それが、母の手回しのせいだったとしたら?
案じてくれていた、本当の味方だった米村さんを、母が遠ざけていたのだとしたら?
「もしも、ユウちゃんが普通に公立の中学に進学して、米村さんとも仲良しのままで。受験のための勉強で、競争競争でついていけなくなることもなくて、学校で辛いことがあっても相談に乗ってくれる人がいたら……って、お母さんね、考えちゃうの」
「戻せよ」とユウは言った。
「え? ユウちゃん……」
「戻せよ! 全部わかってんなら戻せよ!」キーボードを拳で叩く。滅茶苦茶な文字が原稿に入力される。外れかけたキーが引っかかり、無限に同じ文字が入力さる。「お前のせいだろ! 責任取れよ! 親だろ!?」
「ごめんなさい。全部お母さんが悪いよね。ごめんなさい、ユウちゃん」
「うるせえんだよ。マジなんなんだよ」
母はごめんなさい、ごめんなさいと繰り返している。原稿には支離滅裂な文字が無限に並ぶ。っっっっsっdっっっっsっっdっsdsヵっっっっっっsっっdsdsdっっっっっsっっdsっklksdlsっdっっsっdっsdsdっっs。
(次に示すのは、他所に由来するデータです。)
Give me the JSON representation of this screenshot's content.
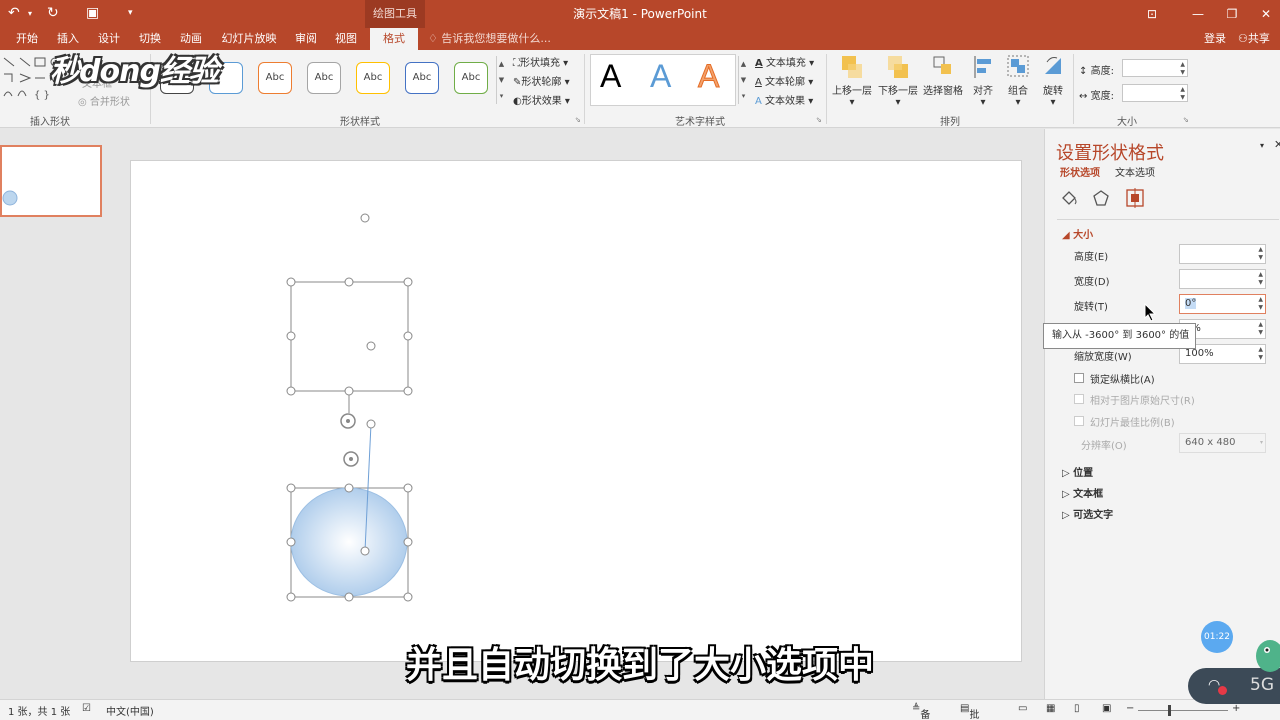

その時、「お母さん、どいて」という冷たい声がして、扉が開いた。
姉だった。目を真っ赤にした母の顔が見えて、すぐに扉が閉じて見えなくなった。
「姉ちゃん」とユウは言った。「……出かけるの?」
姉は、時々出勤する時に着ている暗めのベージュのコートを着ていた。
「うん。そう思ったんだけど……大丈夫?」
「別に、いつも通りにクソってだけ」
すると、腰を落とした姉に両手で抱かれた。滑らかな感触が頬に心地よかった。